[EMAIL PROTECTED] wrote:

I would encourage more people to work on this research, as such research is vitally important. Any highly motivated go-getter individual should be able to get something going within four months time.


It might be worth adding -- given the confluence of overlapping postings this weekend -- that this basic idea of thermal diode array can also be applied to a hybridized mechanical heat pump system.

There is something which is a bit mysterious, and truly anomalous (at least I have seen no good mainstream explanation for it) about the situation of cathode discharges; and the so-called "negative resistance" effect which is often seen there (actually is is negative differential resistance) ... and diodes are in the low-end of that superset (cathode effects).

IOW - Getting electrons into the physical state of what is called "ballistic" acceleration from a cathode - is the point in time (picosecond) when a possible energy gain, from some extra-dimensional source (Dirac epo field) is possible. There is also the Casimir angle to understanding the energy balance of ballistic discharges.

If energy is recoverable using ambient thermal noise, then it is likely to be much more robust when using the heat from the first or second stages of a Linde-type heat pump.
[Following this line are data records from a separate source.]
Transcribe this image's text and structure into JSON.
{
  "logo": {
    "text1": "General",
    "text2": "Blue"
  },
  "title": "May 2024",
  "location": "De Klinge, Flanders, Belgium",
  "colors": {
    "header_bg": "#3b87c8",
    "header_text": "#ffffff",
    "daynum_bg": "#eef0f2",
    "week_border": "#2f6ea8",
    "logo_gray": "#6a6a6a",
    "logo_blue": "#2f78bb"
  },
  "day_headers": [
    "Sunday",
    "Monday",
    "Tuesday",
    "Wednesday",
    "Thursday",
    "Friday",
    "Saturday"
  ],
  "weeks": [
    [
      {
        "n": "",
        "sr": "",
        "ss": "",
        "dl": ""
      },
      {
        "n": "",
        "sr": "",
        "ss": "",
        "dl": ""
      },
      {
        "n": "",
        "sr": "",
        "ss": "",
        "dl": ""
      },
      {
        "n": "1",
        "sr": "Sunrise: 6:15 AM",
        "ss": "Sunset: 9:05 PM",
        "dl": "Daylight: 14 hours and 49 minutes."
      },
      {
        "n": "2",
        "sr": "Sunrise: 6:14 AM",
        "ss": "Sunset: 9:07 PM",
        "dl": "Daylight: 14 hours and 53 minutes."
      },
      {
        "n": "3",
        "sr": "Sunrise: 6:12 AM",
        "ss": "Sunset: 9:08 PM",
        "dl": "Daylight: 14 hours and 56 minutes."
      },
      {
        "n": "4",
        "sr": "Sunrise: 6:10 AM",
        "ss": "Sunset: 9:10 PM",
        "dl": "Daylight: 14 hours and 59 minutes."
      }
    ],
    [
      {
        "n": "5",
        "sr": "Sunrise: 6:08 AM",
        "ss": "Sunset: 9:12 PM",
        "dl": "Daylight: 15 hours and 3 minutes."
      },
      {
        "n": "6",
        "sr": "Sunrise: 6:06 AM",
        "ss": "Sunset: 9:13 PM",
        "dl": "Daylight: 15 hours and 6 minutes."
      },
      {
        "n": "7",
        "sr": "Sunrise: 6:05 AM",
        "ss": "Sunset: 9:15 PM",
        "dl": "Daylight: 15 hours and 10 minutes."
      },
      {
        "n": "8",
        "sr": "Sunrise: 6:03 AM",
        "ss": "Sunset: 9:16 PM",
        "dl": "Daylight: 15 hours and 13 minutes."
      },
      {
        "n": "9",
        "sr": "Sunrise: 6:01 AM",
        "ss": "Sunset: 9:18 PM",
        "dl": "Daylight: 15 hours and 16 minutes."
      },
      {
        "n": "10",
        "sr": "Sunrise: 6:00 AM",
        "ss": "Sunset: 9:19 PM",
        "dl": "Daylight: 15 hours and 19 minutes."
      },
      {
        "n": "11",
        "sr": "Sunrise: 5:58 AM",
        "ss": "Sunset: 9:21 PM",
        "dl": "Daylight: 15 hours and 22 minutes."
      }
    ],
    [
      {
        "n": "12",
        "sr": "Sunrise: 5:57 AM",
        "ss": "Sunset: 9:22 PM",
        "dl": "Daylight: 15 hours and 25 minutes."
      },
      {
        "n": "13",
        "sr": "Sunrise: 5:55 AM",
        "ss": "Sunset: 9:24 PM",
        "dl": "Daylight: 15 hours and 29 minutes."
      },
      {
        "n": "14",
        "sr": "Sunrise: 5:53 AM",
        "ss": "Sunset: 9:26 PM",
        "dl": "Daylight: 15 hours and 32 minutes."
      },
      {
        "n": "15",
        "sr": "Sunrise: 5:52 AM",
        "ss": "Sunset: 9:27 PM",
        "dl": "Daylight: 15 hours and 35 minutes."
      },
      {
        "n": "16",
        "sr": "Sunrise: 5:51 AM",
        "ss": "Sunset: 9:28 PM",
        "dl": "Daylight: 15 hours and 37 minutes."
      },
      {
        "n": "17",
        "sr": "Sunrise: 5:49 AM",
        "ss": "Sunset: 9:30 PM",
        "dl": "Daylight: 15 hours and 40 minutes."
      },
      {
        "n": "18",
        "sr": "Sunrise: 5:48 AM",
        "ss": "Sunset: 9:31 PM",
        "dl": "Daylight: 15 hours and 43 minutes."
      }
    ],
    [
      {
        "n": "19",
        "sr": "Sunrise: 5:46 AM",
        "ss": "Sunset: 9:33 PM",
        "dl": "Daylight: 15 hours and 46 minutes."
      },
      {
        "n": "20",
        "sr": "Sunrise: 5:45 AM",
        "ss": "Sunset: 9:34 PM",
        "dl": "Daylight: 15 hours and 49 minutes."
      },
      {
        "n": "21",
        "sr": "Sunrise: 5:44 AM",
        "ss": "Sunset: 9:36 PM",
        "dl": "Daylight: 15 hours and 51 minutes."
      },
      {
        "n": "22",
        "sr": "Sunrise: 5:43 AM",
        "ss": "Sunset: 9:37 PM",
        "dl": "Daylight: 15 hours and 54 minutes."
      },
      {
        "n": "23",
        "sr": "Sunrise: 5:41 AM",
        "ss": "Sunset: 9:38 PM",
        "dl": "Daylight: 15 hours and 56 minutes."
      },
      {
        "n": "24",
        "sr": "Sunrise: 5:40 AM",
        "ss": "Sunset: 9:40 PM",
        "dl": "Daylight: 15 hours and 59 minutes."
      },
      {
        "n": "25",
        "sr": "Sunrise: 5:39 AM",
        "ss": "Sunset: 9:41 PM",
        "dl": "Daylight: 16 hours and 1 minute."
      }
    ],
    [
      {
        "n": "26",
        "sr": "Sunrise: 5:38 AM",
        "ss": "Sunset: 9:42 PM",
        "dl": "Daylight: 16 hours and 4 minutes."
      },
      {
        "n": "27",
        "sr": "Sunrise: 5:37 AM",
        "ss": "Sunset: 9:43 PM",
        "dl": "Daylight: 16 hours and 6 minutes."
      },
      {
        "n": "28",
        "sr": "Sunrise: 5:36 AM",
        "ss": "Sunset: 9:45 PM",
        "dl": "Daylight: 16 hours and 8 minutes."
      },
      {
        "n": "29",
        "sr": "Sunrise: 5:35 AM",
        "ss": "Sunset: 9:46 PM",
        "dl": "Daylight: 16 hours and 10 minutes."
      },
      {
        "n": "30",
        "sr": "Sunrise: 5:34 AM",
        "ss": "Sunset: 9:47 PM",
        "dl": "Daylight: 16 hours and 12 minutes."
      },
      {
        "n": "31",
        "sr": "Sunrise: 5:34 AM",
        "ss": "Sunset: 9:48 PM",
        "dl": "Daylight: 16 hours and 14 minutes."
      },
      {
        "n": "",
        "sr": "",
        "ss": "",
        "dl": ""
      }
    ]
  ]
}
The advantage of this kind of hybrid system is that about half the energy input which is required to make liquid air is recoverable by the simple expedient of expanding liquid air through a turbine, and the big advantage there - is that the cooling effect of expanding liquid air increases the Carnot spread of any heat engine, so that the previously mentioned Stirling is conceivably getting closer to unity.

If at the same time, some of the thermal energy is rectified into current, that might be enough to push a compound system over the top.

To be honest, I think that doing this would require so much precision engineering and man-hours of effort -- that it is waaaay beyond the capabilities of any unaffiliated inventor without an eight figure grant; but heck... getting even close to OU might be what gets you that grant in the first place.

...at least in a future society which sees the advantage of such R&D which is only possible once we are able, as intelligent voters, to accomplish some kind of "regime change" away from the present Petrocracy. That may mean a third party: but even the threat of a grassroots movement to a "green" party would have both the major parties retuning 'payola' handouts from big oil, and switching horses. That is the best thing about having a fluid two party system: they share the common interest of keeping the power split between two, and no more than two.